The press release that I received for the single released mentioned that the album will be a mixture of maskandi and country music, which raised eyebrows. He retorts, “Oh yeah, it’s true. Let me tell you how it’s gonna work. It’s gonna be the guitar lines of that genre with the drums of hip hop, with the drums of dance music, and the writing of pop music. You squish them all together and that’s what you get.” He continues, “If you think of ‘Lemons (Lemonade)’ that is funk, that is dance, that is amapiano, and it’s hip hop. It’s four genres.”
“I don’t even know what genre I’m making anymore, I don’t even have a name for it. But it is hip hop music. It is the newest form of my career and my sonics. I’m just so proud of it, I’m so excited. ‘Lemons (Lemonade)’ I’ve been making that song for a year now, that song is nearly a year old. That’s the type of effort I’m putting in. I know guys who make songs on a Friday and release them the next Friday. I’m not saying it doesn’t work for them, it just doesn’t work for me.”
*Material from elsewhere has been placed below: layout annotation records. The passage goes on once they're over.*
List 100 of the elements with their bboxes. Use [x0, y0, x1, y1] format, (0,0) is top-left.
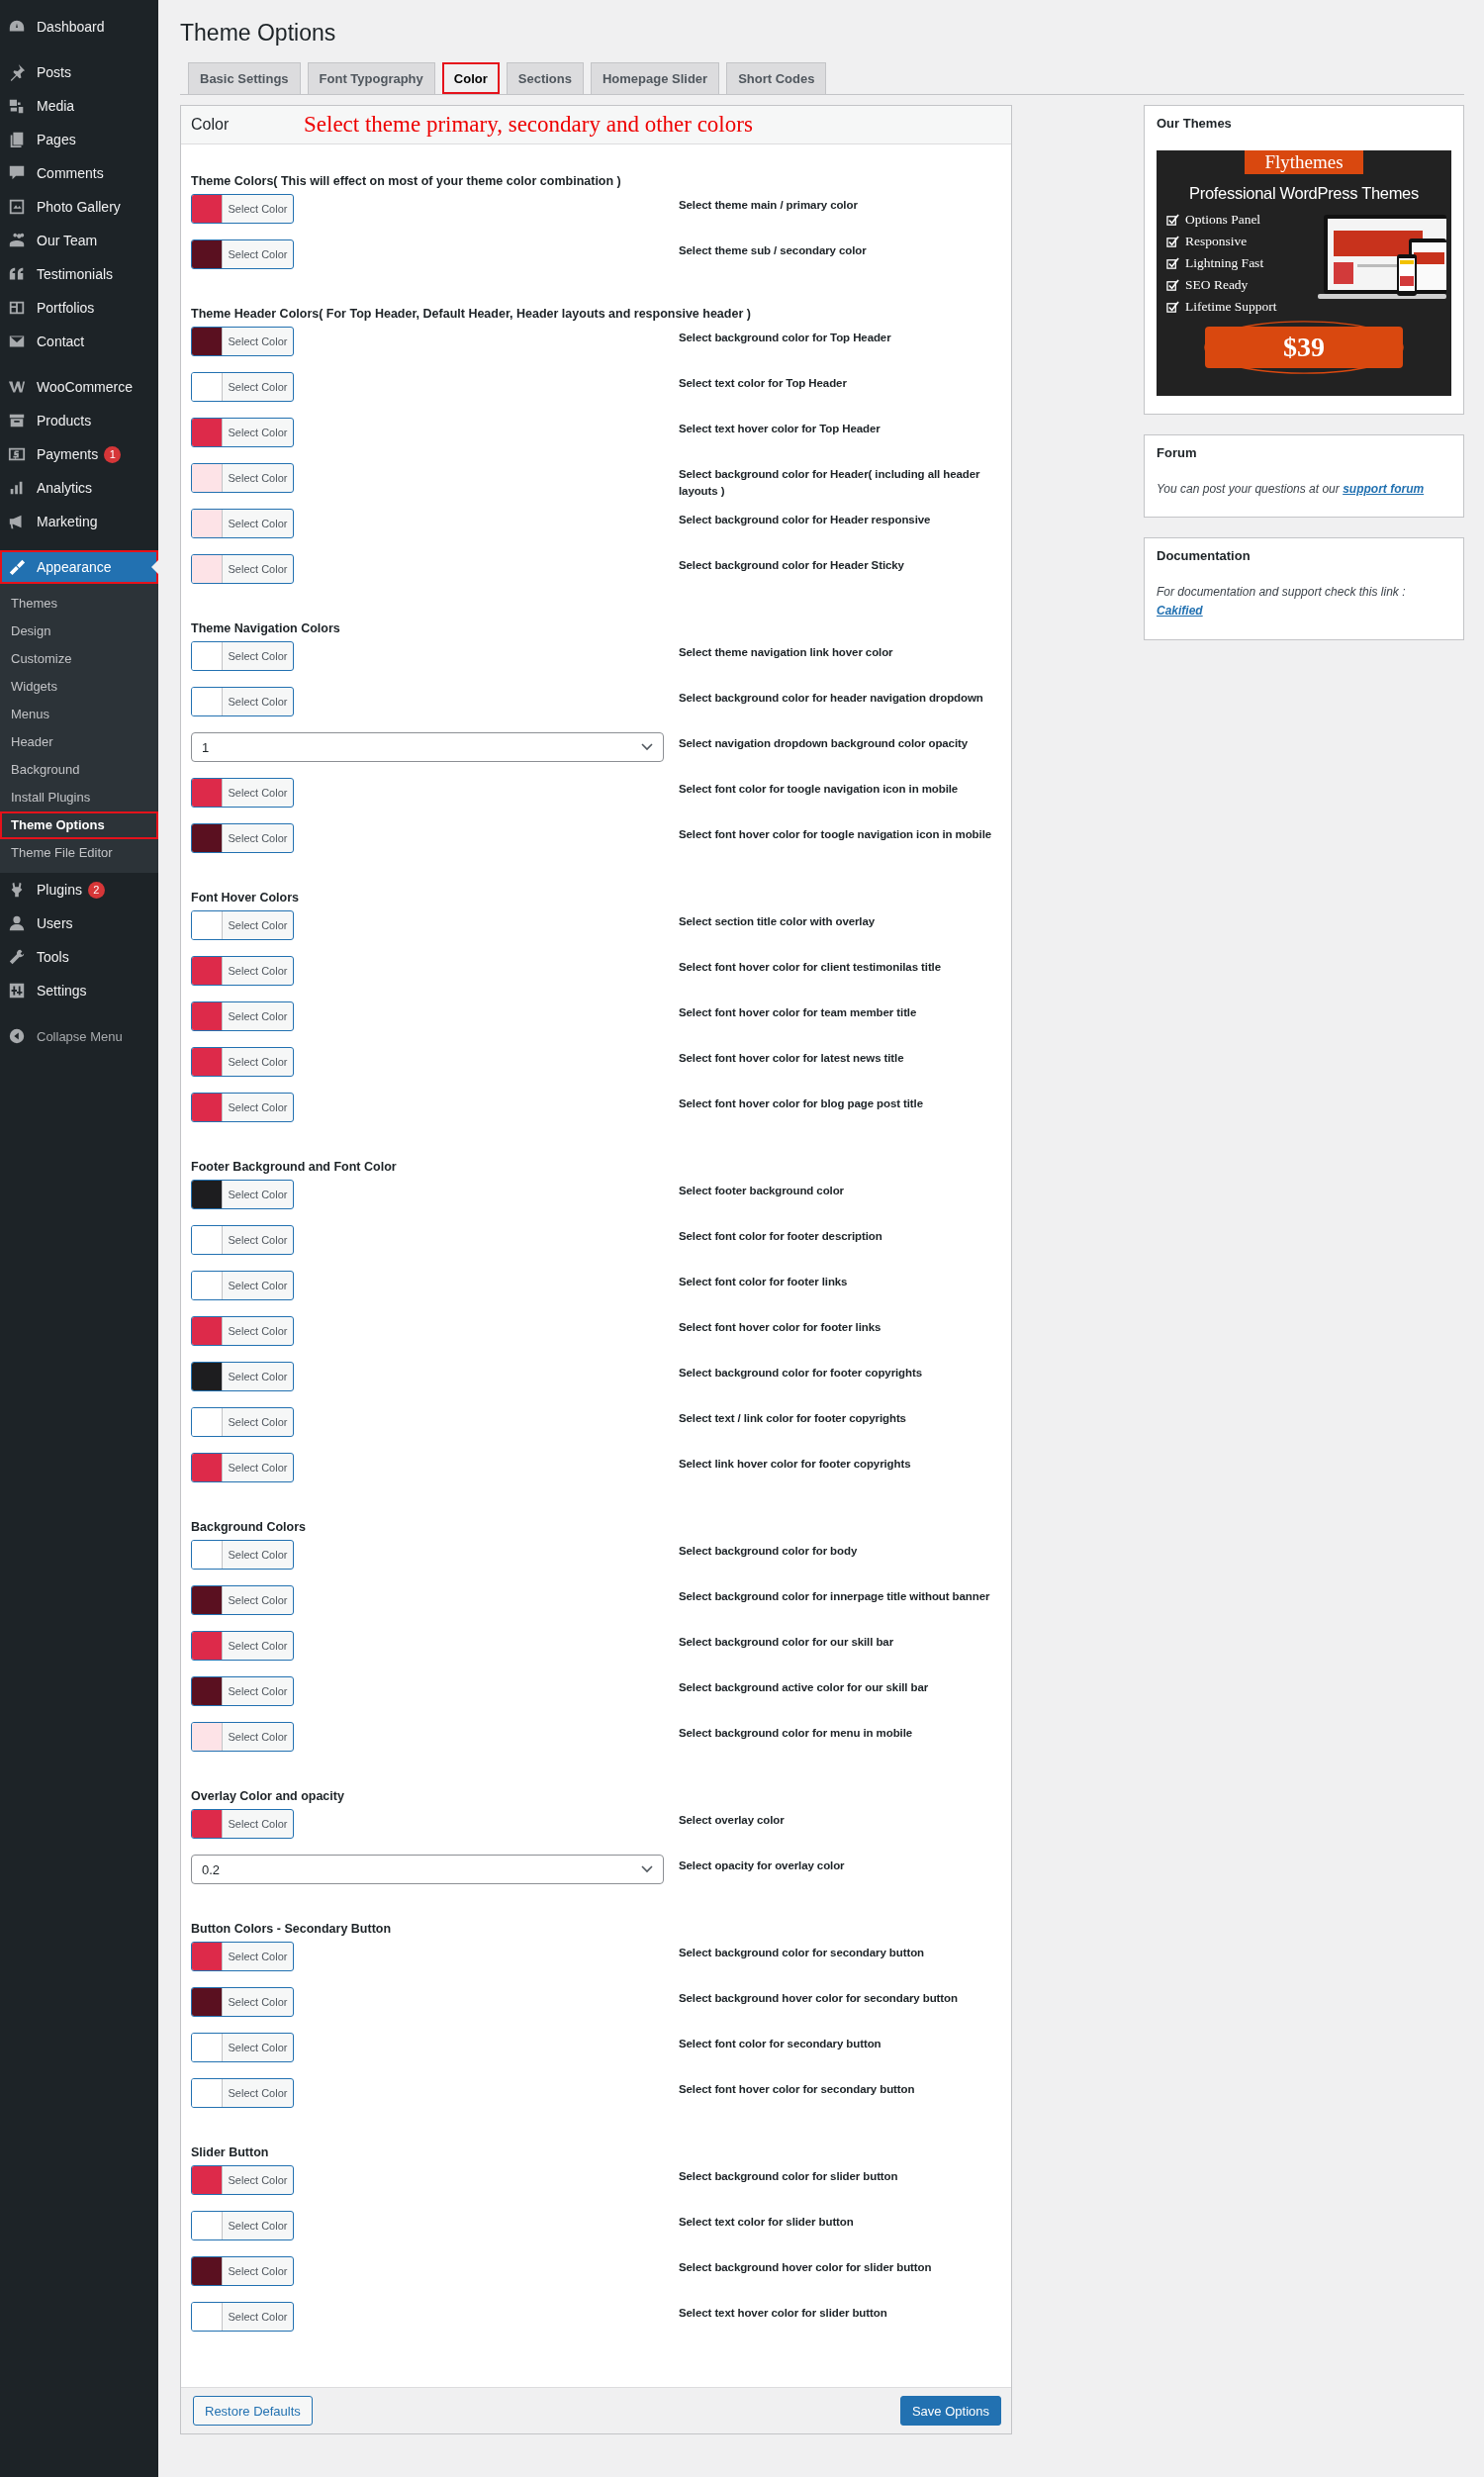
option-description: Select overlay color	[679, 1813, 786, 1828]
color-picker-button[interactable]: Select Color	[191, 641, 294, 671]
submenu-item[interactable]: Install Plugins	[0, 784, 158, 811]
color-picker-button[interactable]: Select Color	[191, 778, 294, 808]
color-picker-button[interactable]: Select Color	[191, 1093, 294, 1122]
color-picker-button[interactable]: Select Color	[191, 910, 294, 940]
feature-text: Responsive	[1185, 234, 1248, 249]
option-description: Select background color for Top Header	[679, 331, 892, 345]
checkbox-tick-icon	[1166, 235, 1179, 248]
tab[interactable]: Basic Settings	[188, 62, 301, 94]
color-picker-button[interactable]: Select Color	[191, 956, 294, 986]
menu-item[interactable]: Payments 1	[0, 437, 158, 471]
color-picker-button[interactable]: Select Color	[191, 194, 294, 224]
tab[interactable]: Homepage Slider	[590, 62, 720, 94]
color-picker-button[interactable]: Select Color	[191, 1362, 294, 1391]
feature-text: Lifetime Support	[1185, 299, 1277, 315]
color-picker-button[interactable]: Select Color	[191, 418, 294, 447]
color-picker-button[interactable]: Select Color	[191, 372, 294, 402]
color-picker-button[interactable]: Select Color	[191, 1676, 294, 1706]
color-picker-button[interactable]: Select Color	[191, 2211, 294, 2240]
tab[interactable]: Font Typography	[307, 62, 435, 94]
menu-item[interactable]: Comments	[0, 156, 158, 190]
submenu-item[interactable]: Background	[0, 756, 158, 784]
menu-item[interactable]: Products	[0, 404, 158, 437]
menu-icon	[8, 982, 26, 1000]
color-picker-button[interactable]: Select Color	[191, 2256, 294, 2286]
menu-item[interactable]: Photo Gallery	[0, 190, 158, 224]
menu-item[interactable]: Analytics	[0, 471, 158, 505]
color-picker-button[interactable]: Select Color	[191, 1271, 294, 1300]
section-heading: Theme Header Colors( For Top Header, Default Header, Header layouts and responsive header )	[191, 307, 752, 321]
color-picker-button[interactable]: Select Color	[191, 554, 294, 584]
brand-label: Flythemes	[1245, 150, 1363, 174]
color-picker-button[interactable]: Select Color	[191, 2033, 294, 2062]
submenu-item[interactable]: Theme Options	[0, 811, 158, 839]
submenu-item[interactable]: Themes	[0, 590, 158, 618]
color-picker-button[interactable]: Select Color	[191, 1987, 294, 2017]
annotation-text: Select theme primary, secondary and other colors	[304, 112, 753, 138]
submenu-item[interactable]: Design	[0, 618, 158, 645]
support-forum-link[interactable]: support forum	[1343, 482, 1425, 496]
color-picker-button[interactable]: Select Color	[191, 1407, 294, 1437]
color-picker-button[interactable]: Select Color	[191, 1942, 294, 1971]
menu-item[interactable]: Tools	[0, 940, 158, 974]
save-options-button[interactable]: Save Options	[899, 2396, 1001, 2426]
color-picker-button[interactable]: Select Color	[191, 1316, 294, 1346]
color-picker-button[interactable]: Select Color	[191, 2165, 294, 2195]
menu-item[interactable]: Pages	[0, 123, 158, 156]
menu-item[interactable]: Media	[0, 89, 158, 123]
option-description: Select font hover color for blog page post title	[679, 1096, 924, 1111]
menu-item[interactable]: Marketing	[0, 505, 158, 538]
option-description: Select background color for secondary button	[679, 1946, 925, 1960]
color-picker-button[interactable]: Select Color	[191, 1453, 294, 1482]
checkbox-tick-icon	[1166, 256, 1179, 270]
color-picker-button[interactable]: Select Color	[191, 327, 294, 356]
menu-item[interactable]: Portfolios	[0, 291, 158, 325]
option-description: Select font color for toogle navigation icon in mobile	[679, 782, 960, 797]
color-picker-button[interactable]: Select Color	[191, 239, 294, 269]
option-description: Select text hover color for slider button	[679, 2306, 888, 2321]
menu-item[interactable]: Dashboard	[0, 10, 158, 44]
color-picker-button[interactable]: Select Color	[191, 823, 294, 853]
submenu-item[interactable]: Theme File Editor	[0, 839, 158, 867]
color-picker-button[interactable]: Select Color	[191, 1180, 294, 1209]
color-picker-button[interactable]: Select Color	[191, 2078, 294, 2108]
count-badge: 2	[87, 881, 105, 899]
tab[interactable]: Color	[441, 62, 500, 94]
menu-icon	[8, 412, 26, 429]
menu-item[interactable]: Appearance	[0, 550, 158, 584]
color-picker-button[interactable]: Select Color	[191, 1631, 294, 1661]
color-picker-button[interactable]: Select Color	[191, 1001, 294, 1031]
menu-item[interactable]: Testimonials	[0, 257, 158, 291]
section-heading: Theme Colors( This will effect on most of your theme color combination )	[191, 174, 622, 188]
menu-item[interactable]: Plugins 2	[0, 873, 158, 906]
color-picker-button[interactable]: Select Color	[191, 687, 294, 716]
submenu-item[interactable]: Header	[0, 728, 158, 756]
restore-defaults-button[interactable]: Restore Defaults	[193, 2396, 313, 2426]
menu-item[interactable]: WooCommerce	[0, 370, 158, 404]
color-picker-button[interactable]: Select Color	[191, 1540, 294, 1570]
documentation-link[interactable]: Cakified	[1157, 604, 1203, 619]
submenu-item[interactable]: Customize	[0, 645, 158, 673]
color-picker-button[interactable]: Select Color	[191, 1722, 294, 1752]
color-picker-button[interactable]: Select Color	[191, 1047, 294, 1077]
menu-icon	[8, 558, 26, 576]
tab[interactable]: Sections	[506, 62, 584, 94]
submenu-item[interactable]: Widgets	[0, 673, 158, 701]
color-picker-button[interactable]: Select Color	[191, 1225, 294, 1255]
opacity-select[interactable]: 1	[191, 732, 664, 762]
color-picker-button[interactable]: Select Color	[191, 1585, 294, 1615]
color-picker-button[interactable]: Select Color	[191, 1809, 294, 1839]
menu-item[interactable]: Posts	[0, 55, 158, 89]
color-picker-button[interactable]: Select Color	[191, 463, 294, 493]
color-picker-button[interactable]: Select Color	[191, 509, 294, 538]
menu-item[interactable]: Users	[0, 906, 158, 940]
checkbox-tick-icon	[1166, 213, 1179, 227]
menu-item[interactable]: Our Team	[0, 224, 158, 257]
collapse-menu-button[interactable]: Collapse Menu	[0, 1019, 158, 1053]
opacity-select[interactable]: 0.2	[191, 1855, 664, 1884]
submenu-item[interactable]: Menus	[0, 701, 158, 728]
color-picker-button[interactable]: Select Color	[191, 2302, 294, 2332]
tab[interactable]: Short Codes	[726, 62, 827, 94]
menu-item[interactable]: Settings	[0, 974, 158, 1007]
menu-item[interactable]: Contact	[0, 325, 158, 358]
I mention Nasty C’s verse and how outstanding it is. He doesn’t mind being outshone on his own track by another talented artist. “I don’t mind. I can’t produce the track, write all the verses, do the hook as well. I’m happy with what I did because I know the part that I played. For him to come through and shine like that is only a blessing for me, it’s only him giving me more juice. So I’m not complaining.”
At the beginning of the interview I told him that there’s a lot more maturity to him as a person and a noticeable shift in his demeanour recently. “As time goes on, your priorities change. Your life’s priorities change – and I’m not even talking about career priorities – I’m talking about life priorities. For me, my daughter- I’m not gonna say when my daughter was born I immediately changed, because I didn’t. It’s a process, and I’m in the process of that change. And that for me is an important thing, for me to grow with time.”